We imagine that labeled instances are generated by the joint distribution $P(\bar{x},y)$,

which determines both $P(\bar{x}) = \sum_{y} P(\bar{x},y)$ and $P(y | \bar{x}) = \frac{P(\bar{x},y)}{P(\bar{x})}$

### Generative models

Some ML approaches try to learn $P(\bar{x},y)$ rather than 

the relatively easier $P(y | \bar{x})$

https://en.wikipedia.org/wiki/Generative_model

A *discriminative model* learns $P(y | \bar{x})$ while

a *generative model* learns $P(\bar{x},y)$.

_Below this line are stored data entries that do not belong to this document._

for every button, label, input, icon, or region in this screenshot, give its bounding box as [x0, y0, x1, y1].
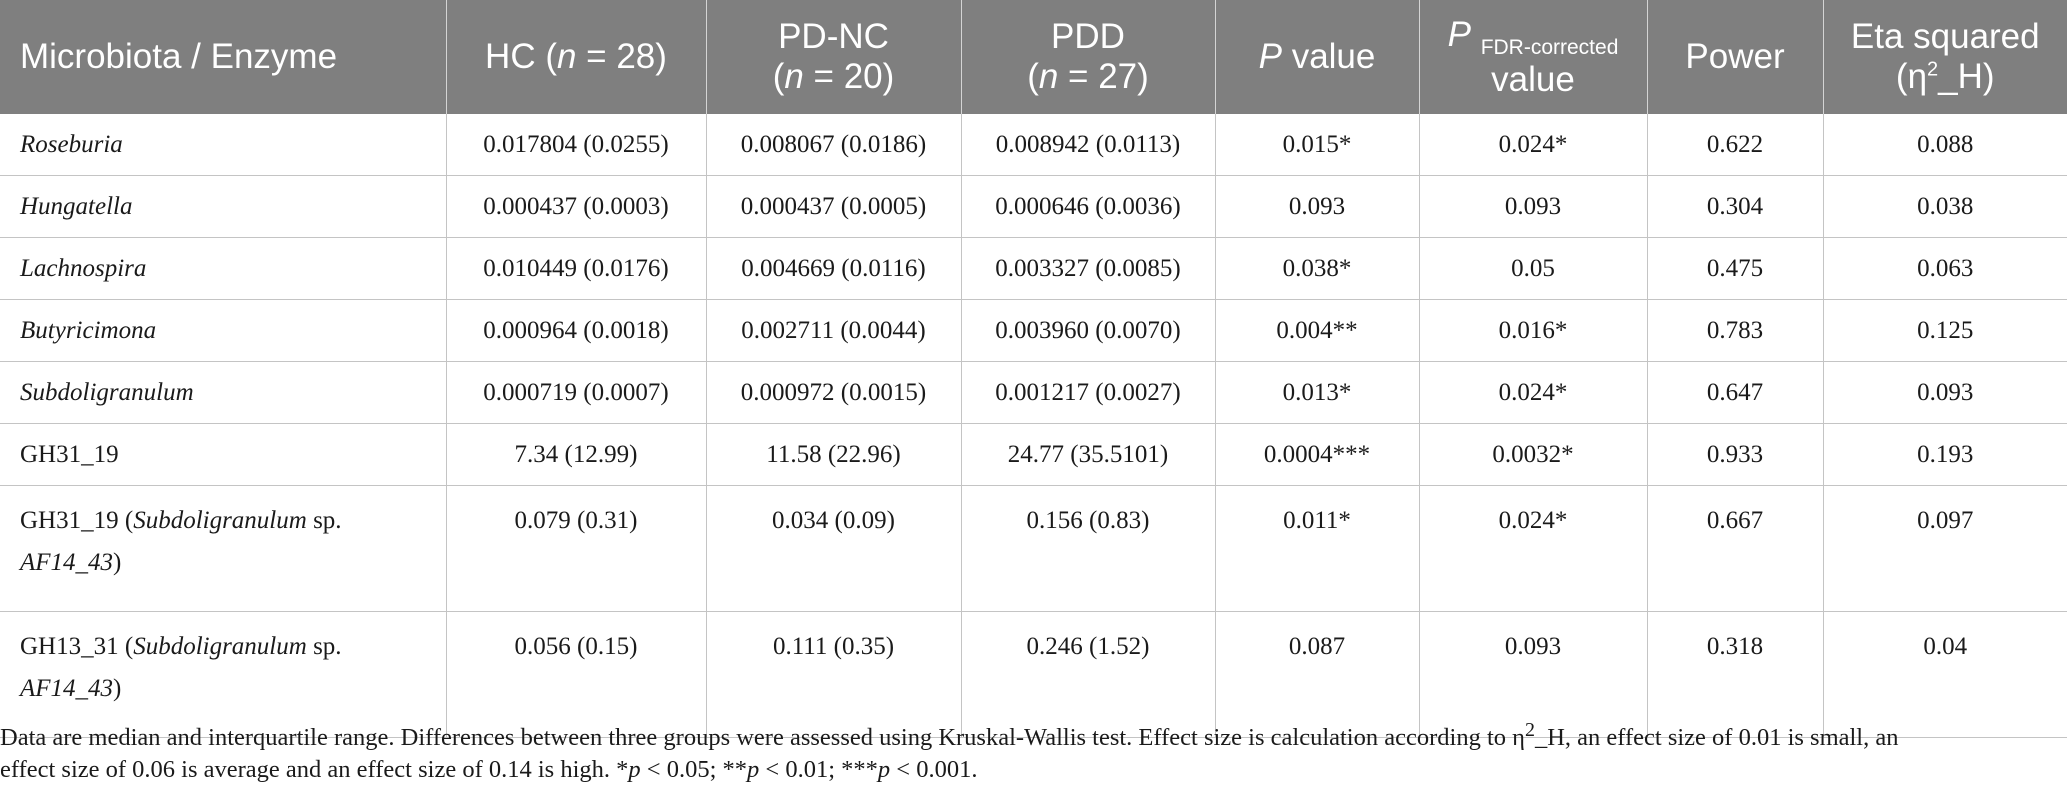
cell-power: 0.622 — [1647, 114, 1824, 176]
cell-p-fdr: 0.0032* — [1419, 423, 1648, 486]
cell-p-value: 0.004** — [1215, 299, 1420, 362]
cell-power: 0.647 — [1647, 361, 1824, 424]
results-table-container: Microbiota / Enzyme HC (n = 28) PD-NC (n … — [0, 0, 2067, 738]
header-pdd: PDD (n = 27) — [961, 0, 1216, 114]
cell-p-fdr: 0.05 — [1419, 237, 1648, 300]
row-label: Lachnospira — [0, 237, 447, 300]
header-microbiota-enzyme: Microbiota / Enzyme — [0, 0, 447, 114]
cell-p-value: 0.015* — [1215, 114, 1420, 176]
cell-eta: 0.193 — [1823, 423, 2067, 486]
cell-pd-nc: 0.000972 (0.0015) — [706, 361, 962, 424]
cell-p-value: 0.0004*** — [1215, 423, 1420, 486]
cell-power: 0.475 — [1647, 237, 1824, 300]
cell-p-fdr: 0.016* — [1419, 299, 1648, 362]
header-power: Power — [1647, 0, 1824, 114]
row-label: Roseburia — [0, 114, 447, 176]
cell-eta: 0.088 — [1823, 114, 2067, 176]
cell-pd-nc: 0.000437 (0.0005) — [706, 175, 962, 238]
cell-pd-nc: 0.004669 (0.0116) — [706, 237, 962, 300]
cell-pdd: 0.246 (1.52) — [961, 611, 1216, 738]
cell-pdd: 0.001217 (0.0027) — [961, 361, 1216, 424]
header-pd-nc: PD-NC (n = 20) — [706, 0, 962, 114]
cell-eta: 0.04 — [1823, 611, 2067, 738]
cell-hc: 0.056 (0.15) — [446, 611, 707, 738]
table-row-gh13-31-subdoligranulum: GH13_31 (Subdoligranulum sp. AF14_43) 0.0… — [0, 611, 2067, 738]
cell-p-fdr: 0.024* — [1419, 114, 1648, 176]
cell-eta: 0.093 — [1823, 361, 2067, 424]
header-hc: HC (n = 28) — [446, 0, 707, 114]
cell-p-fdr: 0.024* — [1419, 361, 1648, 424]
cell-hc: 0.010449 (0.0176) — [446, 237, 707, 300]
cell-p-value: 0.011* — [1215, 485, 1420, 612]
cell-pd-nc: 0.111 (0.35) — [706, 611, 962, 738]
table-body: Roseburia 0.017804 (0.0255) 0.008067 (0.… — [0, 114, 2067, 738]
cell-pdd: 0.003960 (0.0070) — [961, 299, 1216, 362]
table-footnote: Data are median and interquartile range.… — [0, 718, 1899, 783]
cell-pdd: 0.000646 (0.0036) — [961, 175, 1216, 238]
table-row-roseburia: Roseburia 0.017804 (0.0255) 0.008067 (0.… — [0, 114, 2067, 176]
cell-power: 0.933 — [1647, 423, 1824, 486]
table-header: Microbiota / Enzyme HC (n = 28) PD-NC (n … — [0, 0, 2067, 114]
cell-hc: 0.017804 (0.0255) — [446, 114, 707, 176]
table-row-subdoligranulum: Subdoligranulum 0.000719 (0.0007) 0.0009… — [0, 361, 2067, 424]
cell-power: 0.304 — [1647, 175, 1824, 238]
cell-pdd: 0.008942 (0.0113) — [961, 114, 1216, 176]
cell-pd-nc: 0.034 (0.09) — [706, 485, 962, 612]
cell-hc: 0.000437 (0.0003) — [446, 175, 707, 238]
cell-power: 0.318 — [1647, 611, 1824, 738]
cell-pd-nc: 11.58 (22.96) — [706, 423, 962, 486]
cell-eta: 0.038 — [1823, 175, 2067, 238]
header-p-value: P value — [1215, 0, 1420, 114]
cell-pd-nc: 0.002711 (0.0044) — [706, 299, 962, 362]
results-table: Microbiota / Enzyme HC (n = 28) PD-NC (n … — [0, 0, 2067, 738]
row-label: GH13_31 (Subdoligranulum sp. AF14_43) — [0, 611, 447, 738]
row-label: GH31_19 — [0, 423, 447, 486]
row-label: Subdoligranulum — [0, 361, 447, 424]
cell-hc: 0.000964 (0.0018) — [446, 299, 707, 362]
table-row-butyricimona: Butyricimona 0.000964 (0.0018) 0.002711 … — [0, 299, 2067, 362]
cell-pdd: 0.003327 (0.0085) — [961, 237, 1216, 300]
cell-power: 0.783 — [1647, 299, 1824, 362]
cell-hc: 0.079 (0.31) — [446, 485, 707, 612]
cell-p-fdr: 0.093 — [1419, 175, 1648, 238]
cell-hc: 0.000719 (0.0007) — [446, 361, 707, 424]
cell-p-value: 0.093 — [1215, 175, 1420, 238]
cell-eta: 0.097 — [1823, 485, 2067, 612]
row-label: Hungatella — [0, 175, 447, 238]
table-row-lachnospira: Lachnospira 0.010449 (0.0176) 0.004669 (… — [0, 237, 2067, 300]
cell-pd-nc: 0.008067 (0.0186) — [706, 114, 962, 176]
cell-eta: 0.125 — [1823, 299, 2067, 362]
header-p-fdr-corrected: P FDR-corrected value — [1419, 0, 1648, 114]
table-row-hungatella: Hungatella 0.000437 (0.0003) 0.000437 (0… — [0, 175, 2067, 238]
cell-pdd: 24.77 (35.5101) — [961, 423, 1216, 486]
cell-p-value: 0.087 — [1215, 611, 1420, 738]
cell-p-value: 0.013* — [1215, 361, 1420, 424]
cell-p-value: 0.038* — [1215, 237, 1420, 300]
row-label: GH31_19 (Subdoligranulum sp. AF14_43) — [0, 485, 447, 612]
cell-pdd: 0.156 (0.83) — [961, 485, 1216, 612]
table-row-gh31-19-subdoligranulum: GH31_19 (Subdoligranulum sp. AF14_43) 0.0… — [0, 485, 2067, 612]
table-row-gh31-19: GH31_19 7.34 (12.99) 11.58 (22.96) 24.77… — [0, 423, 2067, 486]
cell-p-fdr: 0.024* — [1419, 485, 1648, 612]
cell-hc: 7.34 (12.99) — [446, 423, 707, 486]
header-eta-squared: Eta squared (η2_H) — [1823, 0, 2067, 114]
cell-power: 0.667 — [1647, 485, 1824, 612]
cell-eta: 0.063 — [1823, 237, 2067, 300]
cell-p-fdr: 0.093 — [1419, 611, 1648, 738]
row-label: Butyricimona — [0, 299, 447, 362]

A discriminative model will be able to identify spam, but

a generative model will be able to *make its own* synthetic spam.


A discriminative facial recognition model can classify faces, but

a generative facial recognition model can generate synthetic faces.  (Deepfakes, pictures of no-one)

### Noisy Hoeffding

The Hoeffding bound applies to noisy target functions as well as deterministic ones,

intuitively because the Hoeffding bound applies to all random realizations of $P(y | \bar{x})$.

We can still have $E_{in}$ close to $E_{out}$.

But for noisy targets $E_{in}$ is probably bigger than for noiseless targets.